Amphibious assault vehicles are a niche but essential part of modern military forces. Given the many maritime nations in the Asia-Pacific, it’s no surprise that many are acquiring new platforms and upgrading existing fleets, with a number of indigenous designs being developed and introduced into service.
Amphibious assault vehicles have a long and storied history, rising to prominence during World War II with the US Marine Corps in the Pacific. As is still the case today, they were specifically designed to land troops and materiel in a single lift from assault ships during amphibious operations, and support mechanized operations ashore. The standard US Army Landing Vehicle Tracked (LVT) served well in World War II and the Korean War, and was followed by the LVTP-5 of the 1950s.
In 1972, the United States introduced the 23-ton tracked LVTP-7 Amphibious Assault Vehicle (AAV), capable of negotiating rough seas thanks to a boat-shaped bow and an extendable-bow aircraft. More robust than other amphibious armored vehicles designed to cross small bodies of water, the LVTP-7 has become the AAV par excellence. In 1982, manufacturer FMC (now BAE Systems) was contracted to upgrade the LVTP-7, adding an improved engine, transmission and weapons system to create the AAV-7A1. In the 1990s the Reliability, Availability, Maintainability/Rebuild to Standards (RAM/RS) program was initiated and saw, among other things, improved engines and suspensions.

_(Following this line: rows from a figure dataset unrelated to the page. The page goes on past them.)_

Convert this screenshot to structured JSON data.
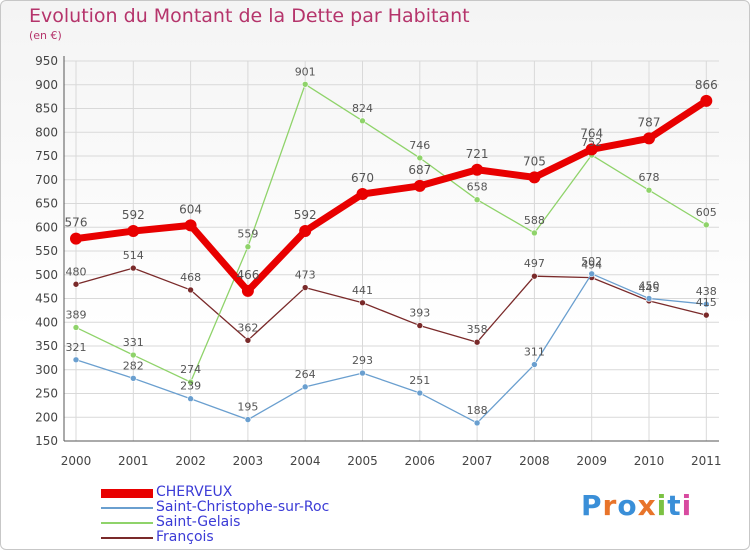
{
  "title": "Evolution du Montant de la Dette par Habitant",
  "subtitle": "(en €)",
  "brand": "Proxiti",
  "colors": {
    "title": "#b5346b",
    "grid": "#d9d9d9",
    "axis": "#555555",
    "legend_text": "#3b3bd6"
  },
  "chart_data": {
    "type": "line",
    "x": [
      "2000",
      "2001",
      "2002",
      "2003",
      "2004",
      "2005",
      "2006",
      "2007",
      "2008",
      "2009",
      "2010",
      "2011"
    ],
    "ylim": [
      150,
      950
    ],
    "yticks": [
      150,
      200,
      250,
      300,
      350,
      400,
      450,
      500,
      550,
      600,
      650,
      700,
      750,
      800,
      850,
      900,
      950
    ],
    "grid": true,
    "legend_position": "bottom-left",
    "series": [
      {
        "name": "CHERVEUX",
        "color": "#e80000",
        "values": [
          576,
          592,
          604,
          466,
          592,
          670,
          687,
          721,
          705,
          764,
          787,
          866
        ]
      },
      {
        "name": "Saint-Christophe-sur-Roc",
        "color": "#6a9fcf",
        "values": [
          321,
          282,
          239,
          195,
          264,
          293,
          251,
          188,
          311,
          502,
          450,
          438
        ]
      },
      {
        "name": "Saint-Gelais",
        "color": "#8fd36a",
        "values": [
          389,
          331,
          274,
          559,
          901,
          824,
          746,
          658,
          588,
          752,
          678,
          605
        ]
      },
      {
        "name": "François",
        "color": "#7a2a2a",
        "values": [
          480,
          514,
          468,
          362,
          473,
          441,
          393,
          358,
          497,
          494,
          445,
          415
        ]
      }
    ]
  }
}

The tracked vehicle has a crew of three and can carry 21 combat troops or almost 5 tons of equipment. The speed on water is 13 km/h with water jet propulsion or 7 km/h using its own tracks, while the speed on land can reach 70 km/h. The standard armament of the AAV-7A1 consists of a 12.7mm machine gun and a 40mm grenade launcher. An aluminum hull provides protection against small arms fire and shrapnel, but additional armor can be fitted. The three main variants produced are the AAVP-7A1 Personnel (armoured personnel carrier), the AAVC-7A1 Command and the AAVR-7A1 Recovery.